Du côté des actions, nous sommes d’avis que le marché haussier n’a probablement pas encore terminé sa progression, bien que celle-ci soit manifestement dopée par une frénésie collective concernant les actions d’une poignée d’entreprises dont les évaluations sont dorénavant inadéquates. Comme vous serez à même de le constater en consultant le tableau en mortaise, les marchés ont connu, depuis 1950, 14 occasions durant lesquelles les marchés ont été haussiers pour les quatre mois consécutifs de novembre, décembre, janvier et février. Lors de ces 14 occasions, le S&P 500 a affiché un rendement moyen de 21,2 % pour l’année civile en question. Bien que tout à fait probable, nous considérons qu’un tel rendement risque peu de se matérialiser pour l’année à venir. Le passé n’est pas toujours garant de l’avenir, mais l’histoire, elle, se répète souvent.
Au cours du premier trimestre de 2024, nous avons vendu le fonds Fidelity Innovations mondiales (+47 % en 2023) afin de réaliser une prise de profits sur les titres d’entreprises de technologie et d’intelligence artificielle détenus par le fonds, que nous estimions surévaluées. Nous avons déployé les liquidités engendrées par cette vente dans les fonds suivants, que nous jugions sous-évaluées par les marchés financiers : Vanguard FNB indiciel américain de croissance de dividendes, qui fournit une exposition aux actions de sociétés dont les données révèlent une augmentation de la distribution de dividendes au fil du temps, et le Fonds de moyennes sociétés américaines TD, qui offre une exposition aux titres de sociétés américaines de moyennes capitalisations boursières. Nous avons également disposé de nos actions de Canadian Pacific Kansas City, réalisant un rendement de 23 % sur cinq mois, et bonifié notre position dans The North West Company et Premium Brands Holdings, deux entreprises du secteur de la consommation de base avec des caractéristiques défensives.

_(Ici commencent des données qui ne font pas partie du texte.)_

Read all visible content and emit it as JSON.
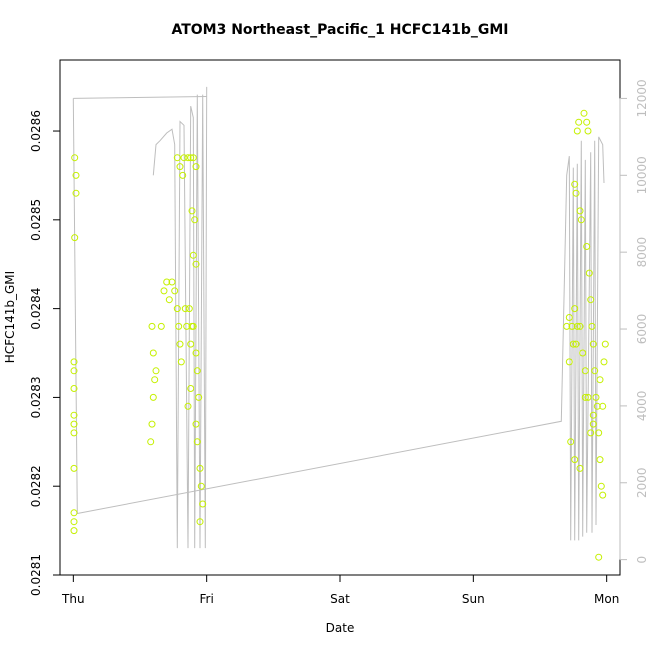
{
  "chart_data": {
    "type": "scatter",
    "title": "ATOM3 Northeast_Pacific_1 HCFC141b_GMI",
    "xlabel": "Date",
    "ylabel": "HCFC141b_GMI",
    "x_ticks": [
      "Thu",
      "Fri",
      "Sat",
      "Sun",
      "Mon"
    ],
    "x_tick_values": [
      0,
      1,
      2,
      3,
      4
    ],
    "xlim": [
      -0.1,
      4.1
    ],
    "ylim": [
      0.0281,
      0.02868
    ],
    "y_ticks": [
      "0.0281",
      "0.0282",
      "0.0283",
      "0.0284",
      "0.0285",
      "0.0286"
    ],
    "y_tick_values": [
      0.0281,
      0.0282,
      0.0283,
      0.0284,
      0.0285,
      0.0286
    ],
    "y2lim": [
      -400,
      13000
    ],
    "y2_ticks": [
      "0",
      "2000",
      "4000",
      "6000",
      "8000",
      "10000",
      "12000"
    ],
    "y2_tick_values": [
      0,
      2000,
      4000,
      6000,
      8000,
      10000,
      12000
    ],
    "grid": false,
    "series": [
      {
        "kind": "points",
        "color": "#c5f000",
        "points": [
          [
            0.01,
            0.02857
          ],
          [
            0.02,
            0.02855
          ],
          [
            0.02,
            0.02853
          ],
          [
            0.01,
            0.02848
          ],
          [
            0.005,
            0.02834
          ],
          [
            0.005,
            0.02833
          ],
          [
            0.005,
            0.02831
          ],
          [
            0.005,
            0.02828
          ],
          [
            0.005,
            0.02827
          ],
          [
            0.005,
            0.02826
          ],
          [
            0.005,
            0.02822
          ],
          [
            0.005,
            0.02817
          ],
          [
            0.005,
            0.02816
          ],
          [
            0.005,
            0.02815
          ],
          [
            0.59,
            0.02838
          ],
          [
            0.6,
            0.02835
          ],
          [
            0.61,
            0.02832
          ],
          [
            0.6,
            0.0283
          ],
          [
            0.59,
            0.02827
          ],
          [
            0.58,
            0.02825
          ],
          [
            0.62,
            0.02833
          ],
          [
            0.66,
            0.02838
          ],
          [
            0.68,
            0.02842
          ],
          [
            0.7,
            0.02843
          ],
          [
            0.72,
            0.02841
          ],
          [
            0.74,
            0.02843
          ],
          [
            0.76,
            0.02842
          ],
          [
            0.78,
            0.0284
          ],
          [
            0.79,
            0.02838
          ],
          [
            0.8,
            0.02836
          ],
          [
            0.81,
            0.02834
          ],
          [
            0.78,
            0.02857
          ],
          [
            0.8,
            0.02856
          ],
          [
            0.82,
            0.02855
          ],
          [
            0.83,
            0.02857
          ],
          [
            0.86,
            0.02857
          ],
          [
            0.88,
            0.02857
          ],
          [
            0.9,
            0.02857
          ],
          [
            0.92,
            0.02856
          ],
          [
            0.89,
            0.02851
          ],
          [
            0.91,
            0.0285
          ],
          [
            0.9,
            0.02846
          ],
          [
            0.92,
            0.02845
          ],
          [
            0.88,
            0.02836
          ],
          [
            0.89,
            0.02838
          ],
          [
            0.9,
            0.02838
          ],
          [
            0.92,
            0.02835
          ],
          [
            0.93,
            0.02833
          ],
          [
            0.94,
            0.0283
          ],
          [
            0.92,
            0.02827
          ],
          [
            0.93,
            0.02825
          ],
          [
            0.95,
            0.02822
          ],
          [
            0.96,
            0.0282
          ],
          [
            0.97,
            0.02818
          ],
          [
            0.95,
            0.02816
          ],
          [
            0.87,
            0.0284
          ],
          [
            0.85,
            0.02838
          ],
          [
            0.84,
            0.0284
          ],
          [
            0.88,
            0.02831
          ],
          [
            0.86,
            0.02829
          ],
          [
            3.72,
            0.02834
          ],
          [
            3.7,
            0.02838
          ],
          [
            3.72,
            0.02839
          ],
          [
            3.74,
            0.02838
          ],
          [
            3.75,
            0.02836
          ],
          [
            3.77,
            0.02836
          ],
          [
            3.76,
            0.0284
          ],
          [
            3.78,
            0.02838
          ],
          [
            3.8,
            0.02838
          ],
          [
            3.82,
            0.02835
          ],
          [
            3.84,
            0.02833
          ],
          [
            3.86,
            0.0283
          ],
          [
            3.88,
            0.02826
          ],
          [
            3.9,
            0.02828
          ],
          [
            3.92,
            0.0283
          ],
          [
            3.78,
            0.0286
          ],
          [
            3.79,
            0.02861
          ],
          [
            3.83,
            0.02862
          ],
          [
            3.85,
            0.02861
          ],
          [
            3.86,
            0.0286
          ],
          [
            3.8,
            0.02851
          ],
          [
            3.81,
            0.0285
          ],
          [
            3.88,
            0.02841
          ],
          [
            3.89,
            0.02838
          ],
          [
            3.9,
            0.02836
          ],
          [
            3.91,
            0.02833
          ],
          [
            3.93,
            0.02829
          ],
          [
            3.94,
            0.02826
          ],
          [
            3.95,
            0.02823
          ],
          [
            3.96,
            0.0282
          ],
          [
            3.97,
            0.02819
          ],
          [
            3.76,
            0.02854
          ],
          [
            3.77,
            0.02853
          ],
          [
            3.85,
            0.02847
          ],
          [
            3.87,
            0.02844
          ],
          [
            3.95,
            0.02832
          ],
          [
            3.98,
            0.02834
          ],
          [
            3.99,
            0.02836
          ],
          [
            3.73,
            0.02825
          ],
          [
            3.76,
            0.02823
          ],
          [
            3.8,
            0.02822
          ],
          [
            3.94,
            0.02812
          ],
          [
            3.97,
            0.02829
          ],
          [
            3.84,
            0.0283
          ],
          [
            3.9,
            0.02827
          ]
        ]
      },
      {
        "kind": "line",
        "color": "#bebebe",
        "axis": "right",
        "points": [
          [
            0.0,
            12000
          ],
          [
            0.03,
            1200
          ],
          [
            3.66,
            3600
          ],
          [
            3.7,
            10000
          ],
          [
            3.72,
            10500
          ],
          [
            3.73,
            500
          ],
          [
            3.75,
            10200
          ],
          [
            3.76,
            500
          ],
          [
            3.78,
            10300
          ],
          [
            3.79,
            500
          ],
          [
            3.81,
            10900
          ],
          [
            3.82,
            600
          ],
          [
            3.84,
            10400
          ],
          [
            3.85,
            700
          ],
          [
            3.88,
            10600
          ],
          [
            3.89,
            700
          ],
          [
            3.91,
            10900
          ],
          [
            3.92,
            900
          ],
          [
            3.94,
            11000
          ],
          [
            3.97,
            10800
          ],
          [
            3.98,
            9800
          ]
        ]
      },
      {
        "kind": "line",
        "color": "#bebebe",
        "axis": "right",
        "points": [
          [
            0.0,
            12000
          ],
          [
            1.0,
            12050
          ]
        ]
      },
      {
        "kind": "line",
        "color": "#bebebe",
        "axis": "right",
        "points": [
          [
            0.6,
            10000
          ],
          [
            0.62,
            10800
          ],
          [
            0.65,
            10900
          ],
          [
            0.7,
            11100
          ],
          [
            0.74,
            11200
          ],
          [
            0.76,
            10800
          ],
          [
            0.78,
            300
          ],
          [
            0.8,
            11400
          ],
          [
            0.83,
            11300
          ],
          [
            0.86,
            300
          ],
          [
            0.88,
            11800
          ],
          [
            0.9,
            11500
          ],
          [
            0.91,
            300
          ],
          [
            0.93,
            12100
          ],
          [
            0.95,
            300
          ],
          [
            0.97,
            12100
          ],
          [
            0.99,
            300
          ],
          [
            1.0,
            12300
          ]
        ]
      }
    ]
  }
}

Le positionnement tactique de notre répartition d’actifs, axé sur une sous-pondération des actions au bénéfice d’une surpondération de l’encaisse et des obligations, est demeuré intact au premier trimestre. Selon l’évolution de l’économie et des marchés financiers, la sous-pondération en actions pourrait être bonifiée. Toutefois, nous jugeons que notre positionnement actuel est encore adéquat au vu du contexte actuel; l’élan des bourses pourrait très bien se poursuivre. Au cours du dernier trimestre, notre biais de prudence s’est davantage matérialisé par la réduction de notre exposition dans des secteurs surévalués et par une préférence pour des secteurs traditionnellement défensifs.

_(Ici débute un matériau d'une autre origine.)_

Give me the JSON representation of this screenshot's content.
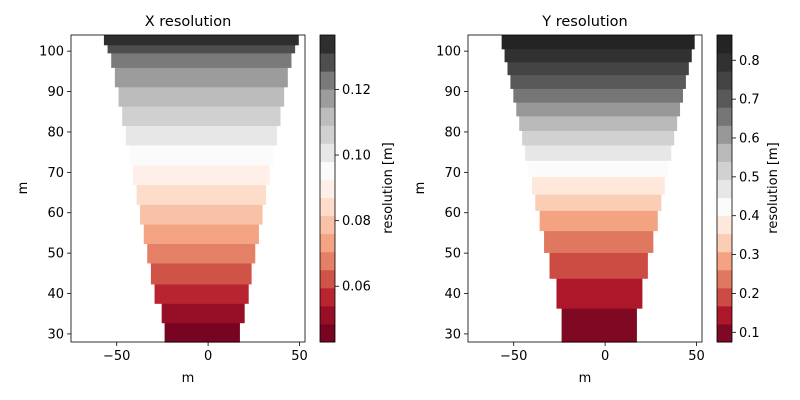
{
  "chart_data": [
    {
      "type": "heatmap",
      "title": "X resolution",
      "xlabel": "m",
      "ylabel": "m",
      "xlim": [
        -75,
        53
      ],
      "ylim": [
        28,
        104
      ],
      "xticks": [
        -50,
        0,
        50
      ],
      "yticks": [
        30,
        40,
        50,
        60,
        70,
        80,
        90,
        100
      ],
      "xtick_labels": [
        "−50",
        "0",
        "50"
      ],
      "ytick_labels": [
        "30",
        "40",
        "50",
        "60",
        "70",
        "80",
        "90",
        "100"
      ],
      "colormap": "RdGy",
      "colorbar": {
        "label": "resolution [m]",
        "range": [
          0.043,
          0.1366
        ],
        "ticks": [
          0.06,
          0.08,
          0.1,
          0.12
        ],
        "tick_labels": [
          "0.06",
          "0.08",
          "0.10",
          "0.12"
        ]
      },
      "bands": [
        {
          "y_bottom": 28.0,
          "y_top": 32.8,
          "x_left": -23.8,
          "x_right": 17.4,
          "value": 0.045
        },
        {
          "y_bottom": 32.8,
          "y_top": 37.6,
          "x_left": -25.4,
          "x_right": 20.0,
          "value": 0.049
        },
        {
          "y_bottom": 37.6,
          "y_top": 42.4,
          "x_left": -29.3,
          "x_right": 22.2,
          "value": 0.054
        },
        {
          "y_bottom": 42.4,
          "y_top": 47.6,
          "x_left": -31.3,
          "x_right": 23.8,
          "value": 0.06
        },
        {
          "y_bottom": 47.6,
          "y_top": 52.4,
          "x_left": -33.3,
          "x_right": 25.8,
          "value": 0.066
        },
        {
          "y_bottom": 52.4,
          "y_top": 57.2,
          "x_left": -35.2,
          "x_right": 27.8,
          "value": 0.071
        },
        {
          "y_bottom": 57.2,
          "y_top": 62.1,
          "x_left": -37.2,
          "x_right": 29.8,
          "value": 0.076
        },
        {
          "y_bottom": 62.1,
          "y_top": 67.0,
          "x_left": -39.1,
          "x_right": 31.7,
          "value": 0.081
        },
        {
          "y_bottom": 67.0,
          "y_top": 71.9,
          "x_left": -41.1,
          "x_right": 33.7,
          "value": 0.086
        },
        {
          "y_bottom": 71.9,
          "y_top": 76.8,
          "x_left": -43.1,
          "x_right": 35.7,
          "value": 0.091
        },
        {
          "y_bottom": 76.8,
          "y_top": 81.6,
          "x_left": -45.0,
          "x_right": 37.6,
          "value": 0.097
        },
        {
          "y_bottom": 81.6,
          "y_top": 86.4,
          "x_left": -47.0,
          "x_right": 39.6,
          "value": 0.103
        },
        {
          "y_bottom": 86.4,
          "y_top": 91.2,
          "x_left": -49.0,
          "x_right": 41.6,
          "value": 0.108
        },
        {
          "y_bottom": 91.2,
          "y_top": 96.0,
          "x_left": -51.0,
          "x_right": 43.6,
          "value": 0.114
        },
        {
          "y_bottom": 96.0,
          "y_top": 99.6,
          "x_left": -53.0,
          "x_right": 45.6,
          "value": 0.12
        },
        {
          "y_bottom": 99.6,
          "y_top": 101.6,
          "x_left": -55.0,
          "x_right": 47.6,
          "value": 0.127
        },
        {
          "y_bottom": 101.6,
          "y_top": 104.0,
          "x_left": -57.0,
          "x_right": 49.6,
          "value": 0.133
        }
      ]
    },
    {
      "type": "heatmap",
      "title": "Y resolution",
      "xlabel": "m",
      "ylabel": "m",
      "xlim": [
        -75,
        53
      ],
      "ylim": [
        28,
        104
      ],
      "xticks": [
        -50,
        0,
        50
      ],
      "yticks": [
        30,
        40,
        50,
        60,
        70,
        80,
        90,
        100
      ],
      "xtick_labels": [
        "−50",
        "0",
        "50"
      ],
      "ytick_labels": [
        "30",
        "40",
        "50",
        "60",
        "70",
        "80",
        "90",
        "100"
      ],
      "colormap": "RdGy",
      "colorbar": {
        "label": "resolution [m]",
        "range": [
          0.075,
          0.865
        ],
        "ticks": [
          0.1,
          0.2,
          0.3,
          0.4,
          0.5,
          0.6,
          0.7,
          0.8
        ],
        "tick_labels": [
          "0.1",
          "0.2",
          "0.3",
          "0.4",
          "0.5",
          "0.6",
          "0.7",
          "0.8"
        ]
      },
      "bands": [
        {
          "y_bottom": 28.0,
          "y_top": 36.4,
          "x_left": -23.8,
          "x_right": 17.4,
          "value": 0.1
        },
        {
          "y_bottom": 36.4,
          "y_top": 43.8,
          "x_left": -26.6,
          "x_right": 20.4,
          "value": 0.15
        },
        {
          "y_bottom": 43.8,
          "y_top": 50.2,
          "x_left": -30.4,
          "x_right": 23.4,
          "value": 0.21
        },
        {
          "y_bottom": 50.2,
          "y_top": 55.6,
          "x_left": -33.4,
          "x_right": 26.4,
          "value": 0.26
        },
        {
          "y_bottom": 55.6,
          "y_top": 60.6,
          "x_left": -35.8,
          "x_right": 28.8,
          "value": 0.31
        },
        {
          "y_bottom": 60.6,
          "y_top": 64.6,
          "x_left": -38.2,
          "x_right": 30.8,
          "value": 0.37
        },
        {
          "y_bottom": 64.6,
          "y_top": 69.0,
          "x_left": -40.0,
          "x_right": 32.6,
          "value": 0.42
        },
        {
          "y_bottom": 69.0,
          "y_top": 73.0,
          "x_left": -42.0,
          "x_right": 34.4,
          "value": 0.48
        },
        {
          "y_bottom": 73.0,
          "y_top": 76.8,
          "x_left": -43.8,
          "x_right": 36.2,
          "value": 0.53
        },
        {
          "y_bottom": 76.8,
          "y_top": 80.4,
          "x_left": -45.4,
          "x_right": 37.8,
          "value": 0.58
        },
        {
          "y_bottom": 80.4,
          "y_top": 84.0,
          "x_left": -47.0,
          "x_right": 39.4,
          "value": 0.63
        },
        {
          "y_bottom": 84.0,
          "y_top": 87.4,
          "x_left": -48.6,
          "x_right": 41.0,
          "value": 0.68
        },
        {
          "y_bottom": 87.4,
          "y_top": 90.8,
          "x_left": -50.2,
          "x_right": 42.6,
          "value": 0.73
        },
        {
          "y_bottom": 90.8,
          "y_top": 94.2,
          "x_left": -51.8,
          "x_right": 44.2,
          "value": 0.77
        },
        {
          "y_bottom": 94.2,
          "y_top": 97.4,
          "x_left": -53.4,
          "x_right": 45.8,
          "value": 0.8
        },
        {
          "y_bottom": 97.4,
          "y_top": 100.6,
          "x_left": -55.0,
          "x_right": 47.4,
          "value": 0.83
        },
        {
          "y_bottom": 100.6,
          "y_top": 104.0,
          "x_left": -56.6,
          "x_right": 49.0,
          "value": 0.85
        }
      ]
    }
  ]
}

À cet effet, d’autres secteurs nous semblent porteurs, dont ceux des soins de santé et des services publics. Pour les prochains trimestres, nous sommes d’avis qu’un positionnement défensif pourrait se révéler salutaire.

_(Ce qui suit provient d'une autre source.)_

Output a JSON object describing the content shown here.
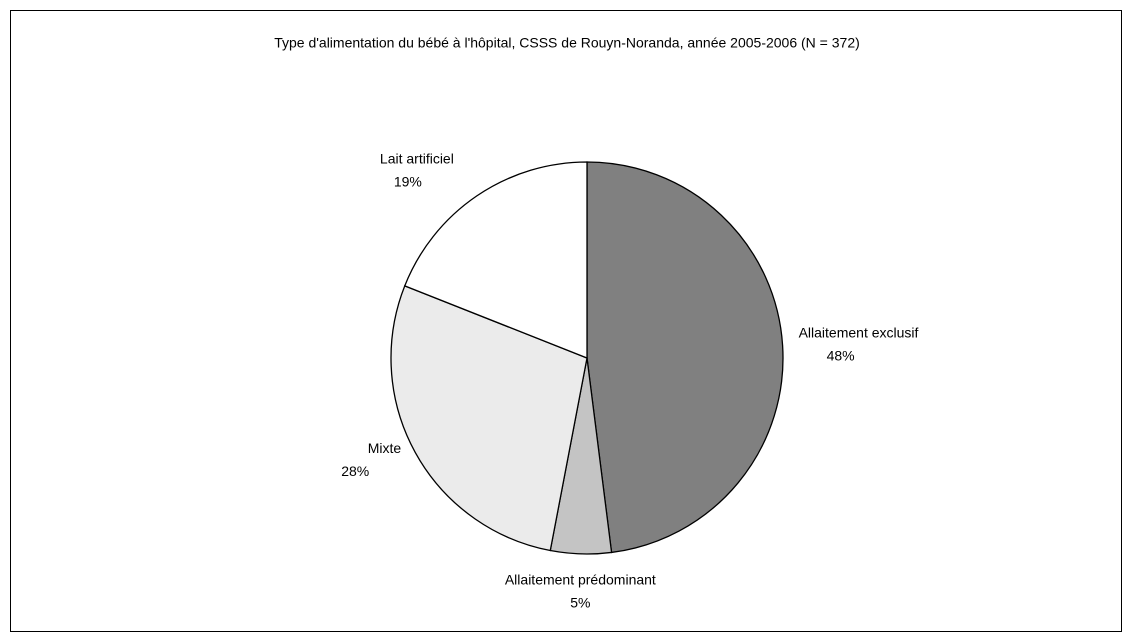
{
  "chart_data": {
    "type": "pie",
    "title": "Type d'alimentation du bébé à l'hôpital, CSSS de Rouyn-Noranda, année 2005-2006  (N = 372)",
    "categories": [
      "Allaitement exclusif",
      "Allaitement prédominant",
      "Mixte",
      "Lait artificiel"
    ],
    "values": [
      48,
      5,
      28,
      19
    ],
    "value_labels": [
      "48%",
      "5%",
      "28%",
      "19%"
    ],
    "colors": [
      "#808080",
      "#c4c4c4",
      "#ebebeb",
      "#ffffff"
    ]
  }
}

Pour terminer, veuillez noter qu’une modification a été apportée à notre indice de référence des titres de croissance pour nos mandats de gestion discrétionnaire. L’indice de référence antérieur se composait à 33 % de l’indice canadien composé S&P/TSX et à 67 % de l’indice MSCI Monde. Il sera dorénavant composé à 33 % de l’indice canadien composé S&P/TSX et à 67 % de l’indice MSCI Monde tous pays (ACWI). Cette substitution de l’indice MSCI Monde par l’indice MSCI ACWI vise à obtenir un indice de référence plus représentatif de notre univers de placement.
Permettez-nous de vous souhaiter un agréable printemps 2024. Nous vous remercions pour votre confiance renouvelée et demeurons disponibles si vous en ressentez le besoin.